O Palácio do Planalto confirmou que o presidente da Itália, Giorgio Napolitano, enviou uma carta para a presidente Dilma Roussef insistindo na extradição do ex-ativista italiano Cesare Battisti. No texto, ele reforça compreender que esta é uma "questão jurídica" e que "não afetará a relação política entre os dois países". O Palácio não divulgou a íntegra da carta, que acabou tendo seu conteúdo revelado por jornais italianos.

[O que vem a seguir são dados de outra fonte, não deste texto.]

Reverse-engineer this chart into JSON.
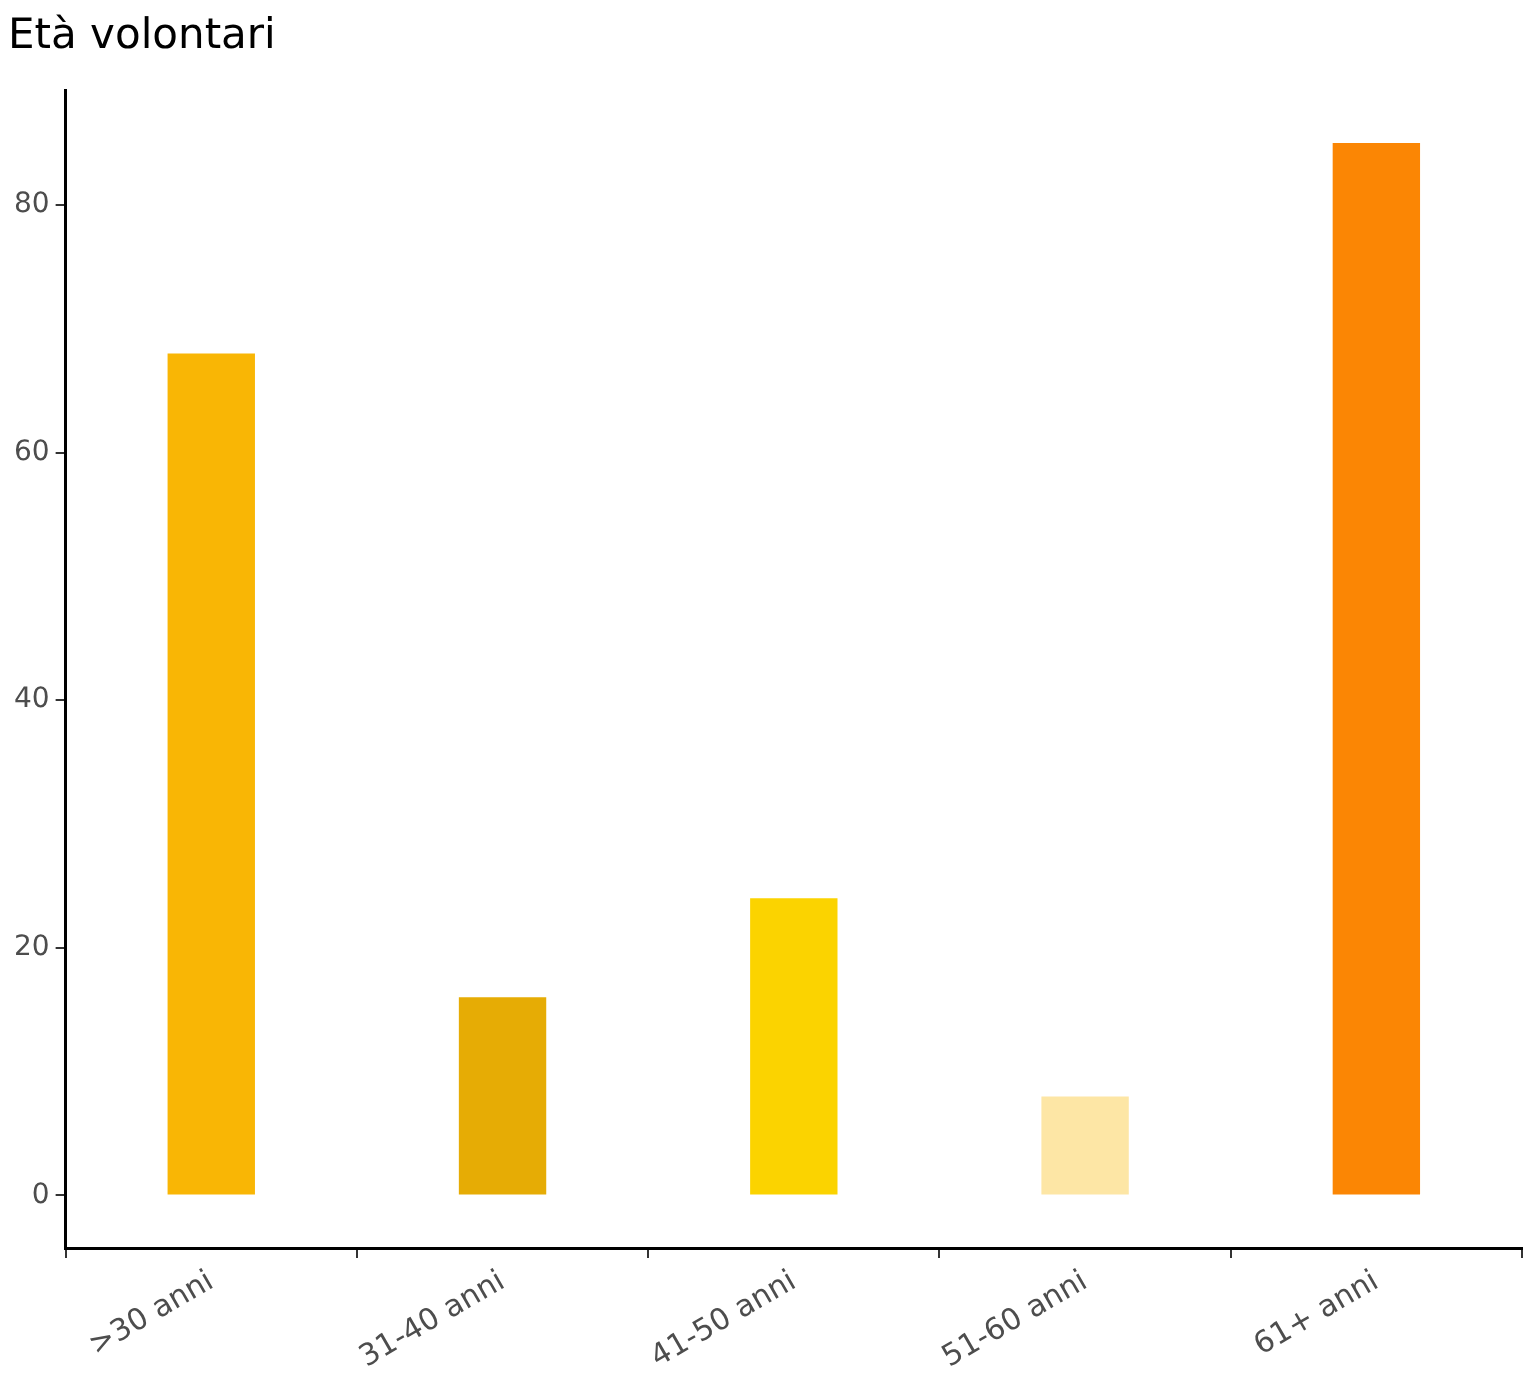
{
  "chart_data": {
    "type": "bar",
    "title": "Età volontari",
    "categories": [
      ">30 anni",
      "31-40 anni",
      "41-50 anni",
      "51-60 anni",
      "61+ anni"
    ],
    "values": [
      68,
      16,
      24,
      8,
      85
    ],
    "colors": [
      "#f9b605",
      "#e6ac05",
      "#fbd300",
      "#fde6a5",
      "#fb8604"
    ],
    "ylim": [
      -4.25,
      89.25
    ],
    "yticks": [
      0,
      20,
      40,
      60,
      80
    ],
    "grid": false,
    "legend": false
  }
}
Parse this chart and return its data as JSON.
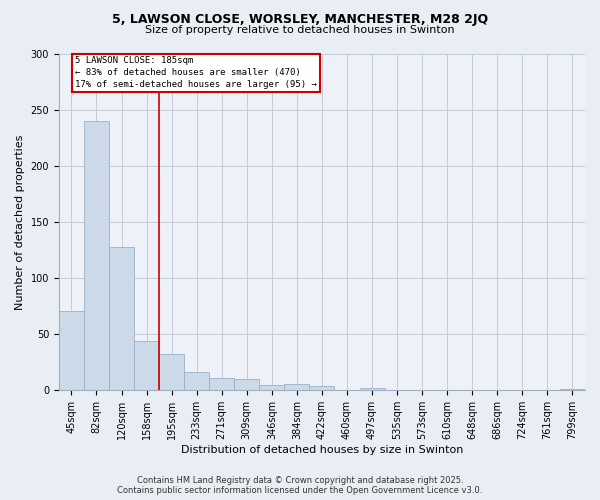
{
  "title_line1": "5, LAWSON CLOSE, WORSLEY, MANCHESTER, M28 2JQ",
  "title_line2": "Size of property relative to detached houses in Swinton",
  "xlabel": "Distribution of detached houses by size in Swinton",
  "ylabel": "Number of detached properties",
  "categories": [
    "45sqm",
    "82sqm",
    "120sqm",
    "158sqm",
    "195sqm",
    "233sqm",
    "271sqm",
    "309sqm",
    "346sqm",
    "384sqm",
    "422sqm",
    "460sqm",
    "497sqm",
    "535sqm",
    "573sqm",
    "610sqm",
    "648sqm",
    "686sqm",
    "724sqm",
    "761sqm",
    "799sqm"
  ],
  "values": [
    71,
    240,
    128,
    44,
    32,
    16,
    11,
    10,
    5,
    6,
    4,
    0,
    2,
    0,
    0,
    0,
    0,
    0,
    0,
    0,
    1
  ],
  "bar_color": "#ccd9e8",
  "bar_edge_color": "#9ab0c8",
  "vline_color": "#cc0000",
  "ylim": [
    0,
    300
  ],
  "yticks": [
    0,
    50,
    100,
    150,
    200,
    250,
    300
  ],
  "annotation_title": "5 LAWSON CLOSE: 185sqm",
  "annotation_line1": "← 83% of detached houses are smaller (470)",
  "annotation_line2": "17% of semi-detached houses are larger (95) →",
  "annotation_box_color": "#ffffff",
  "annotation_box_edge_color": "#cc0000",
  "footer_line1": "Contains HM Land Registry data © Crown copyright and database right 2025.",
  "footer_line2": "Contains public sector information licensed under the Open Government Licence v3.0.",
  "background_color": "#e8eef4",
  "plot_background_color": "#eef2f8",
  "grid_color": "#c0ccd8",
  "title_fontsize": 9,
  "subtitle_fontsize": 8,
  "xlabel_fontsize": 8,
  "ylabel_fontsize": 8,
  "tick_fontsize": 7,
  "footer_fontsize": 6
}
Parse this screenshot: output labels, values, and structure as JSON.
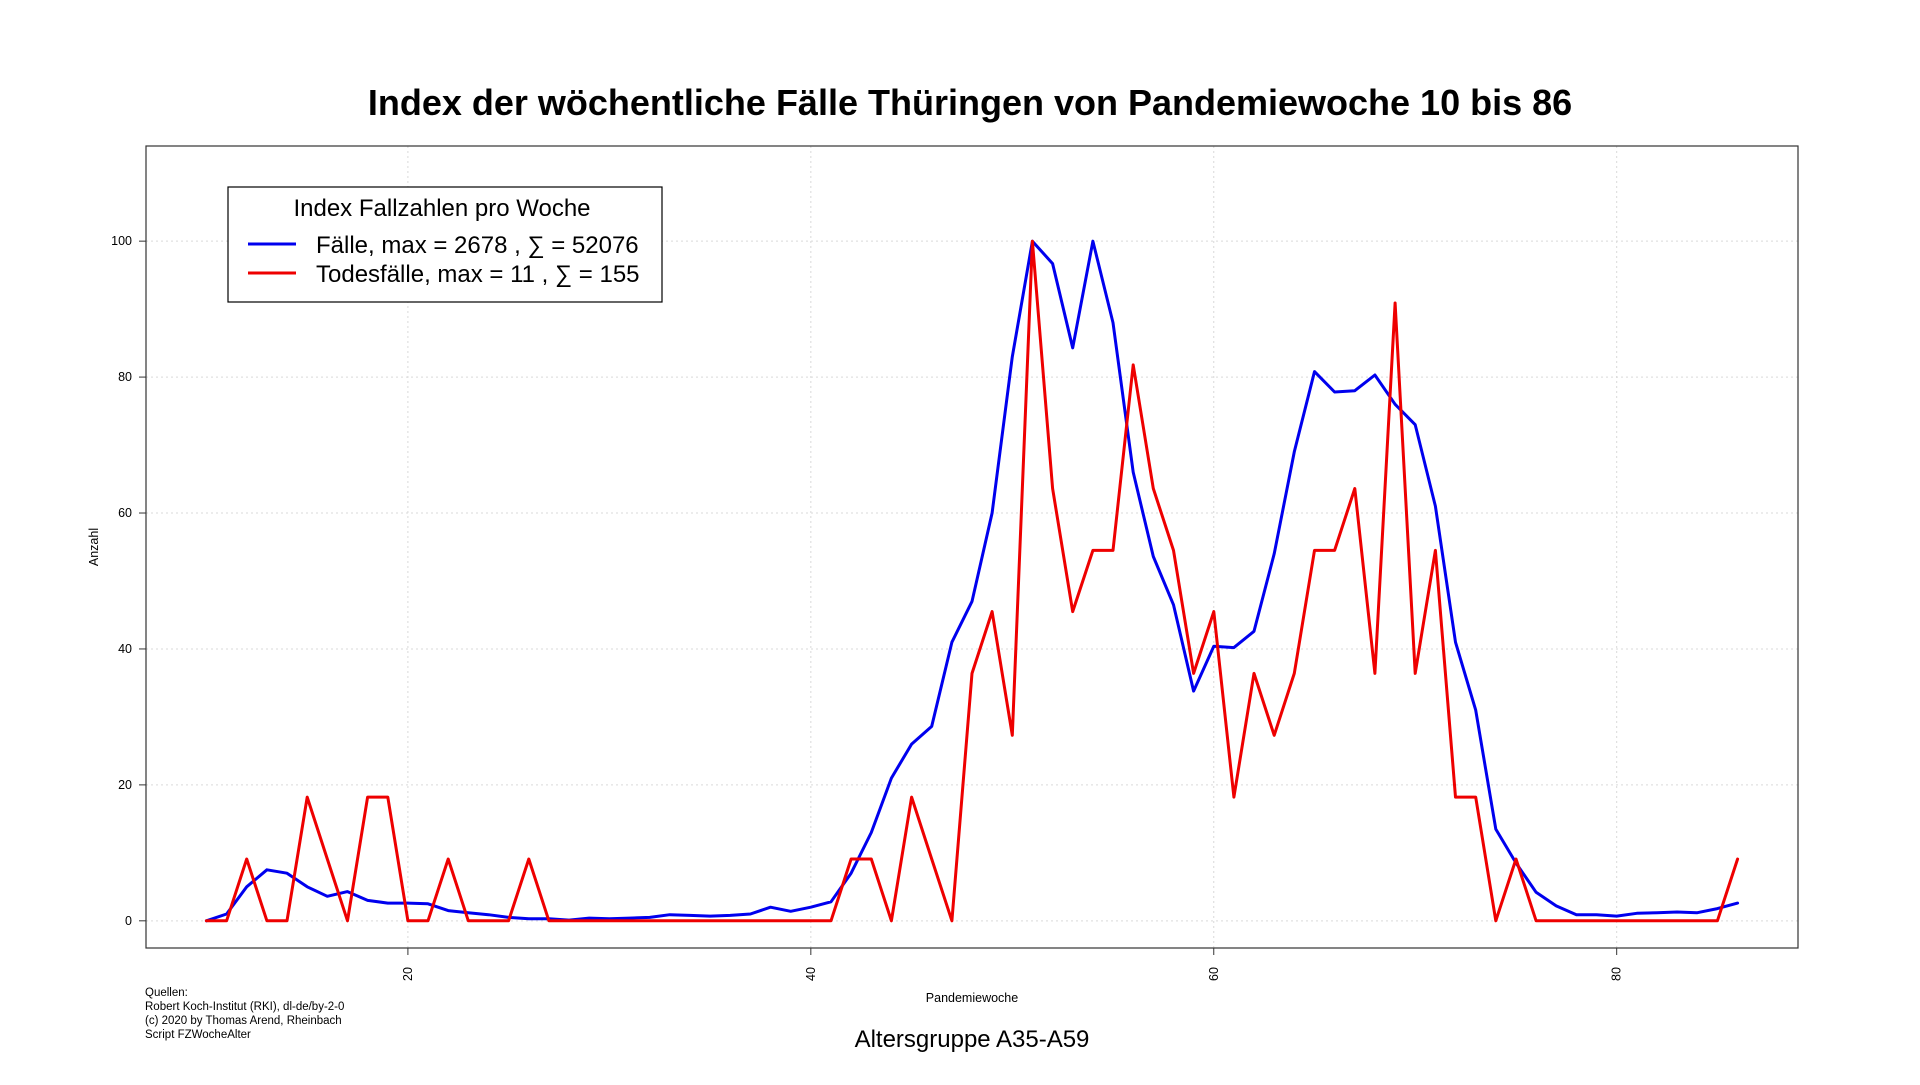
{
  "chart_data": {
    "type": "line",
    "title": "Index der wöchentliche Fälle Thüringen von Pandemiewoche 10 bis 86",
    "subtitle": "Altersgruppe A35-A59",
    "xlabel": "Pandemiewoche",
    "ylabel": "Anzahl",
    "xlim": [
      7,
      89
    ],
    "ylim": [
      -4,
      114
    ],
    "x_ticks": [
      20,
      40,
      60,
      80
    ],
    "y_ticks": [
      0,
      20,
      40,
      60,
      80,
      100
    ],
    "grid": true,
    "legend": {
      "title": "Index Fallzahlen pro Woche",
      "position": "top-left",
      "entries": [
        "Fälle, max = 2678 ,  ∑  = 52076",
        "Todesfälle, max = 11 ,  ∑  = 155"
      ]
    },
    "x": [
      10,
      11,
      12,
      13,
      14,
      15,
      16,
      17,
      18,
      19,
      20,
      21,
      22,
      23,
      24,
      25,
      26,
      27,
      28,
      29,
      30,
      31,
      32,
      33,
      34,
      35,
      36,
      37,
      38,
      39,
      40,
      41,
      42,
      43,
      44,
      45,
      46,
      47,
      48,
      49,
      50,
      51,
      52,
      53,
      54,
      55,
      56,
      57,
      58,
      59,
      60,
      61,
      62,
      63,
      64,
      65,
      66,
      67,
      68,
      69,
      70,
      71,
      72,
      73,
      74,
      75,
      76,
      77,
      78,
      79,
      80,
      81,
      82,
      83,
      84,
      85,
      86
    ],
    "series": [
      {
        "name": "Fälle",
        "color": "#0000ee",
        "values": [
          0,
          1,
          5,
          7.5,
          7,
          5,
          3.6,
          4.3,
          3,
          2.6,
          2.6,
          2.5,
          1.5,
          1.2,
          0.9,
          0.5,
          0.3,
          0.3,
          0.1,
          0.4,
          0.3,
          0.4,
          0.5,
          0.9,
          0.8,
          0.7,
          0.8,
          1,
          2,
          1.4,
          2,
          2.8,
          7,
          13,
          21,
          26,
          28.6,
          41,
          47,
          60,
          83,
          100,
          96.7,
          84.3,
          100,
          88,
          66,
          53.6,
          46.5,
          33.8,
          40.4,
          40.2,
          42.6,
          54,
          69,
          80.8,
          77.8,
          78,
          80.3,
          76,
          73,
          61,
          41,
          31,
          13.5,
          8.5,
          4.2,
          2.2,
          0.9,
          0.9,
          0.7,
          1.1,
          1.2,
          1.3,
          1.2,
          1.8,
          2.6
        ]
      },
      {
        "name": "Todesfälle",
        "color": "#ee0000",
        "values": [
          0,
          0,
          9.1,
          0,
          0,
          18.2,
          9.1,
          0,
          18.2,
          18.2,
          0,
          0,
          9.1,
          0,
          0,
          0,
          9.1,
          0,
          0,
          0,
          0,
          0,
          0,
          0,
          0,
          0,
          0,
          0,
          0,
          0,
          0,
          0,
          9.1,
          9.1,
          0,
          18.2,
          9.1,
          0,
          36.4,
          45.5,
          27.3,
          100,
          63.6,
          45.5,
          54.5,
          54.5,
          81.8,
          63.6,
          54.5,
          36.4,
          45.5,
          18.2,
          36.4,
          27.3,
          36.4,
          54.5,
          54.5,
          63.6,
          36.4,
          90.9,
          36.4,
          54.5,
          18.2,
          18.2,
          0,
          9.1,
          0,
          0,
          0,
          0,
          0,
          0,
          0,
          0,
          0,
          0,
          9.1
        ]
      }
    ],
    "sources": [
      "Quellen:",
      "Robert Koch-Institut (RKI), dl-de/by-2-0",
      "(c) 2020 by Thomas Arend, Rheinbach",
      "Script FZWocheAlter"
    ]
  }
}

Até agora, não há uma resposta oficial de Dilma ao presidente italiano.

TÂNIA MONTEIRO, Agência Estado

21 de janeiro de 2011 | 18h25

O caso de Cesare Battisti foi a primeira polêmica enfrentada por Dilma ao assumir o cargo, já que o ex-presidente Luiz Inácio Lula da Silva decidiu não extraditá-lo no dia 31 de dezembro, último dia de seu governo, contrariando pedido do governo italiano. Battisti foi condenado na Itália à prisão perpétua pela participação em quatro homicídios no período em que integrava organizações de extrema esquerda. O Brasil entendeu que havia motivação política na sua pena e, por isso, decidiu por não realizar a extradição.

O documento do presidente italiano foi encaminhado à presidente Dilma no dia 14 de janeiro. Na carta, Giorgio Napolitano explica a importância da extradição do ex-militante Cesare Battisti para os italianos, lembrando que este é um tema "sensível" para a Itália, já que, para o país, ele cometeu atos classificados como de terrorismo.